# Visualization for Empirical Analysis
---

### The most popular libraries for visualization in Python (The big four)  

- matplotlib.org
- seaborn.pydata.org
- bokeh.pydata.org
- plot.ly/python

In [None]:
import pandas as pd
import numpy as np
import seaborn as sns
import matplotlib.pyplot as plt
%matplotlib inline
plt.style.use('ggplot')

**Histogram**  
An histogram is an accurate graphical representation of the distribution of numerical data. It takes as input one numerical variable only. The variable is cut into several bins, and the
number of observation per bin is represented by the height of the bar. Note that the shape of the histogram can be really different following the number of bins you set. Thus, try different
values before taking any conclusion. Note that it is really close to density plot.

In [None]:
normal = np.random.normal(0,2,100)

In [None]:
sns.distplot(normal)

**Density**  
A density plot shows the distribution of a numerical variable. It takes only set of numeric values as input. It is really close to a histogram.

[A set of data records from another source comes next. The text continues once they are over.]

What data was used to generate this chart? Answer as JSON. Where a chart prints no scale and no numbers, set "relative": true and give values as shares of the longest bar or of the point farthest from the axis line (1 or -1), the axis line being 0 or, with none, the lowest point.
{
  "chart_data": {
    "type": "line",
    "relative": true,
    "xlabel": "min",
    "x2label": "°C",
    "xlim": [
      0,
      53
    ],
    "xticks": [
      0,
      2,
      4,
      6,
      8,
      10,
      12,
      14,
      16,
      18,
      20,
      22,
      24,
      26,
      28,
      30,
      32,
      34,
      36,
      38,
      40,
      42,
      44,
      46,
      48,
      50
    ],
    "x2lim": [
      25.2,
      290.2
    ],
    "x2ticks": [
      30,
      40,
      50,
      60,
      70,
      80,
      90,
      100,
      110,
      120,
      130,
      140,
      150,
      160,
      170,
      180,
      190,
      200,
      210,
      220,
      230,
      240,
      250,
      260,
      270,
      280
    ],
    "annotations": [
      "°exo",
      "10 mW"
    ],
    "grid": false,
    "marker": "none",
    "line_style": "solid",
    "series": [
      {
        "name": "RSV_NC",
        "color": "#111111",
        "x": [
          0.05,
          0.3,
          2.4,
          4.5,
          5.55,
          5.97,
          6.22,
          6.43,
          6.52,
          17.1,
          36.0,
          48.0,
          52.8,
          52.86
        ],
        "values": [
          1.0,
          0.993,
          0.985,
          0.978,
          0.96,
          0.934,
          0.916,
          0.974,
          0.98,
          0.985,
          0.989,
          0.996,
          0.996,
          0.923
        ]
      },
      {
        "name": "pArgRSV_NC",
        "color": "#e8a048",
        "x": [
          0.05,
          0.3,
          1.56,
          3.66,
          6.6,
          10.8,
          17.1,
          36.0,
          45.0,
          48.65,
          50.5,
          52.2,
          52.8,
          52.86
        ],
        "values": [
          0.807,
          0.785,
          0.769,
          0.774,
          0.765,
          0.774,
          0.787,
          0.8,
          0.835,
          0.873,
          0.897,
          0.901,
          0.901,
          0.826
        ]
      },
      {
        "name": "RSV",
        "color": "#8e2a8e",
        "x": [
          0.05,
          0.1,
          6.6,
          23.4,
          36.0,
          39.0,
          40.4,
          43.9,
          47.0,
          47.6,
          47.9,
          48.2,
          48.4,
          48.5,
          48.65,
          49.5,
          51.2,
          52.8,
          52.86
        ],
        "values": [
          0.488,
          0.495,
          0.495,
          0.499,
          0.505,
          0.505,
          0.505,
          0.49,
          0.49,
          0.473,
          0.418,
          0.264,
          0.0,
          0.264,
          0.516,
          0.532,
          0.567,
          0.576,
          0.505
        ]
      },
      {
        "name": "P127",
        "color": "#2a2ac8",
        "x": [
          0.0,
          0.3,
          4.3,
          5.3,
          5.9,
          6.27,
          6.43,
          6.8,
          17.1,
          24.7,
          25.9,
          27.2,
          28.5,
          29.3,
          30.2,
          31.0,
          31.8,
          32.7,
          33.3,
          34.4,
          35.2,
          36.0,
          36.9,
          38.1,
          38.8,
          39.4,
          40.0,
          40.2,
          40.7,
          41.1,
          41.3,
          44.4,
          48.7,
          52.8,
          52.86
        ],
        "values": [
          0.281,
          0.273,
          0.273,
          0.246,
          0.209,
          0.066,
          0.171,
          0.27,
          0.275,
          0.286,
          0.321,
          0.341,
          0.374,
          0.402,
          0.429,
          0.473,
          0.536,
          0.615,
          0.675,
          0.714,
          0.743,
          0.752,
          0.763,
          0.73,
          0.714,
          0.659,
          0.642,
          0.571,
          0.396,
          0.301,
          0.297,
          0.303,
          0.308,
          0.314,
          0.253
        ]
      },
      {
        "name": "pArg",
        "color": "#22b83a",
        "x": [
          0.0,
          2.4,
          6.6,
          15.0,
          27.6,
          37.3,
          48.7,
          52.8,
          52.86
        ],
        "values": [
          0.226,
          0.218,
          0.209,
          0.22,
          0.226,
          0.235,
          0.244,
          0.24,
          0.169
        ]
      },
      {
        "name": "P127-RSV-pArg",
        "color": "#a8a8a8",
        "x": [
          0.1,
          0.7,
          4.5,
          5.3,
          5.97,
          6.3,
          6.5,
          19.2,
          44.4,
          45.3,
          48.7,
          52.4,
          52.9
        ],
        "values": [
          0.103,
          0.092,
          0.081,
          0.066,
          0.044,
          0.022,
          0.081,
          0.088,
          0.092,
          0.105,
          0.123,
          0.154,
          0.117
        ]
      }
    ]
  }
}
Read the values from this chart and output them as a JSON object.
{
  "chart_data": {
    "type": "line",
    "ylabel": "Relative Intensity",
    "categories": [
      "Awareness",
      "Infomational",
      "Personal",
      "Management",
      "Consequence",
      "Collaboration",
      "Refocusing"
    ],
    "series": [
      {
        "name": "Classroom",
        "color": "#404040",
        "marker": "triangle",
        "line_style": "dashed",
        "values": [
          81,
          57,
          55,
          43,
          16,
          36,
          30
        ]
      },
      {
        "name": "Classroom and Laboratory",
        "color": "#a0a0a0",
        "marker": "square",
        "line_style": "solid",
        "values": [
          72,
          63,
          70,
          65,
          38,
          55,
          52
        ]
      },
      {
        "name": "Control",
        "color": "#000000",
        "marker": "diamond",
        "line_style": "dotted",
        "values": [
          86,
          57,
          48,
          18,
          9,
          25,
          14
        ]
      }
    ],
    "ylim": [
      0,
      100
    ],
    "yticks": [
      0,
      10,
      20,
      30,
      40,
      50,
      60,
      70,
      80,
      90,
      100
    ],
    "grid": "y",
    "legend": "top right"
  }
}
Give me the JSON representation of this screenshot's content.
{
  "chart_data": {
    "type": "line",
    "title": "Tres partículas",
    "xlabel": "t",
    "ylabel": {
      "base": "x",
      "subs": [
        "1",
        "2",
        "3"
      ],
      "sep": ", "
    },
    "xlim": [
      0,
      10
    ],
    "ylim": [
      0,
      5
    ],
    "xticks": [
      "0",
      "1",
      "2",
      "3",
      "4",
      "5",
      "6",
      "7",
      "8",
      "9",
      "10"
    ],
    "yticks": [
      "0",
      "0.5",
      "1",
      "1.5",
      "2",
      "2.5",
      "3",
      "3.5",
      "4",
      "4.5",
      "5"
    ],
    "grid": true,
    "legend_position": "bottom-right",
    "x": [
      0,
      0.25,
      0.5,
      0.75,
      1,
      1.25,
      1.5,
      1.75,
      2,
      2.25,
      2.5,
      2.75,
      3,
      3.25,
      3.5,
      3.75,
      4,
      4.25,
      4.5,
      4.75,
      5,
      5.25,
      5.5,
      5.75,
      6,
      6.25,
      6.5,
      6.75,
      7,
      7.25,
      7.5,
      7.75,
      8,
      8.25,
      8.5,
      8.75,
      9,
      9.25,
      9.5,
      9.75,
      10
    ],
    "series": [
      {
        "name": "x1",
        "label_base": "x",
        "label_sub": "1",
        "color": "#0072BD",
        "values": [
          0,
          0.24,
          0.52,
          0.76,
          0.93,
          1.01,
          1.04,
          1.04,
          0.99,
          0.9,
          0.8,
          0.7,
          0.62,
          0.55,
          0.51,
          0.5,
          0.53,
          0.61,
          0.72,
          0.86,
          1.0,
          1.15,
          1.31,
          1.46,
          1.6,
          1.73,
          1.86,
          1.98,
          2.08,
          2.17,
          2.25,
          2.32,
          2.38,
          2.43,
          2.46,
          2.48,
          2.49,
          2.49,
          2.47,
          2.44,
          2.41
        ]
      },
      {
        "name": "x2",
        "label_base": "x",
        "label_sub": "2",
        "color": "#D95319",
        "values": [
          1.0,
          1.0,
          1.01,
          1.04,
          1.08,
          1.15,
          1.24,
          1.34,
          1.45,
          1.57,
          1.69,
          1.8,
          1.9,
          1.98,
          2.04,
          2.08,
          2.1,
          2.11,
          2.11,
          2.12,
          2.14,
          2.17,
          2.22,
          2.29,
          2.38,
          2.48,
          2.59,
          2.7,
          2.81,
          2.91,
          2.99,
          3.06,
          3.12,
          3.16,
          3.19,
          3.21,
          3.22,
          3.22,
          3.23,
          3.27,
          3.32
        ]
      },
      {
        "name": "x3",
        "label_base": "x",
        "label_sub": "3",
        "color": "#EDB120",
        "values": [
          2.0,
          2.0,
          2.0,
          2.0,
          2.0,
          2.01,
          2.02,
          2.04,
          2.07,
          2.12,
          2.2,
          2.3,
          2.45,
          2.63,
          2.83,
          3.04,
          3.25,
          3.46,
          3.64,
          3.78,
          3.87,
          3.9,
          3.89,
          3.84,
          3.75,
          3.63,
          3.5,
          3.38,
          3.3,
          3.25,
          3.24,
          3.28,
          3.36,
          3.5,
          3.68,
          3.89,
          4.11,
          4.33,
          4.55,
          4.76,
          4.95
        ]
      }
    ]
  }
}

Since it is a really common dataviz technique, most of the dataviz libraries allow to draw it. Note that it is highly recommended to play with the bandwith argument in order not to miss a specific pattern in the data.

In [None]:
normal2 = np.random.normal(2,3,100)

In [None]:
sns.kdeplot(normal, color='r', shade=True)
sns.kdeplot(normal2, color='b', shade=True)

In [None]:
sns.jointplot(normal, normal2)

**Boxplot**   
Boxplot is probably one of the most common type of graphic. It gives a nice summary of one or several numeric variables. The line that divides the box into 2 parts represents the median of the data. The end of the box shows the upper and lower quartiles. The extreme lines shows the highest and lowest value excluding outliers. Note that boxplot hide the number of values existing behind the variable. Thus, it is highly advised to print the number of observation, add unique observation with jitter or use a violinplot if you have many observations.

In [None]:
normal_df = pd.DataFrame({'value':normal,'dist':['normal']*len(normal)})
normal2_df = pd.DataFrame({'value':normal2,'dist':['normal2']*len(normal2)})
df = normal2_df.append(normal_df)

In [None]:
sns.boxplot(x='dist', y='value', data=df)

In [None]:
sns.swarmplot(x='dist', y='value', data=df)

**Scatter Plot**  
A Scatterplot displays the value of 2 sets of data on 2 dimensions. Each dot represents an observation. The position on the X (horizontal) and Y (vertical) axis represents the values of the 2 variables. It is really useful to study the relationship between both variables. It is common to provide even more information using colors or shapes (to show groups, or a third variable). It is also possible to map another variable to the size of each dot, what makes a bubble plot. If you have many dots and struggle with overplotting, consider using 2D density plot.

In [None]:
sns.regplot(x=normal, y=normal2)

**Bubble Plot**  
A bubble plot is a scatterplot where a third dimension is added: the value of an additional variable is represented through the size of the dots. You need 3 numerical variables as input: one is represented by the X axis, one by the Y axis, and one by the size. Do not forget to provide a legend to make possible the link between the size and the value. Note that too many bubble make the chart hard to read, so this type of representation is usually not recommended for big amount of data. Last but not least, note that the area of the circles must be proportional to the value, not to the radius, to avoid exaggerate the variation in your data.

In [None]:
x = np.random.rand(15)
y = x+np.random.rand(15)
z = x+np.random.rand(15)
z=z*z

Change color with c and alpha. I map the color to the X axis value.

In [None]:
plt.scatter(x, y, s=z*2000, c=x, cmap="Blues", alpha=0.4, edgecolors="grey", linewidth=2)
plt.xlabel("the X axis")
plt.ylabel("the Y axis")
plt.title("A colored bubble plot")

**Heatmap**  
A heat map (or heatmap) is a graphical representation of data where the individual values contained in a matrix are represented as colors. It is a bit like looking a data table from above. It is really useful to display a general view of numerical data, not to extract specific data point. It is quite straight forward to make a heat map, as shown on the examples below. However be careful to understand the underlying mechanisms. You will probably need to normalise your matrix, choose a relevant colour palette, use cluster analysis and thus permute the rows and the columns of the matrix to place similar values near each other according to the clustering.

In [None]:
df = pd.DataFrame(np.random.random((10,10)), columns=["a","b","c","d","e","f","g","h","i","j"])

In [None]:
sns.heatmap(df, annot=True, annot_kws={"size": 7})

**Line chart**  
A line chart or line graph is a type of chart which displays information as a series of data points called ‘markers’ connected by straight line segments. It is a basic type of  chart common in many fields. It is similar to a scatter plot except that the measurement points are ordered (typically by their x-axis value) and joined with straight line segments. A line chart is often used to visualize a trend in data over intervals of time – a time series – thus the line is often drawn chronologically.

In [None]:
values = np.cumsum(np.random.randn(1000))

In [None]:
plt.plot(values)

In [None]:
plt.figure(figsize=(12,8))
plt.plot(values, color='green', marker='o', linestyle='dashed',linewidth=1, markersize=3, alpha=.6)#values.index, 

In [None]:
values = np.cumsum(np.random.randn(1000))
values2 = np.cumsum(np.random.randn(1000))

In [None]:
plt.figure(figsize=(10,6))
plt.plot(values)
plt.plot(values2)
#plt.savefig('lines.png')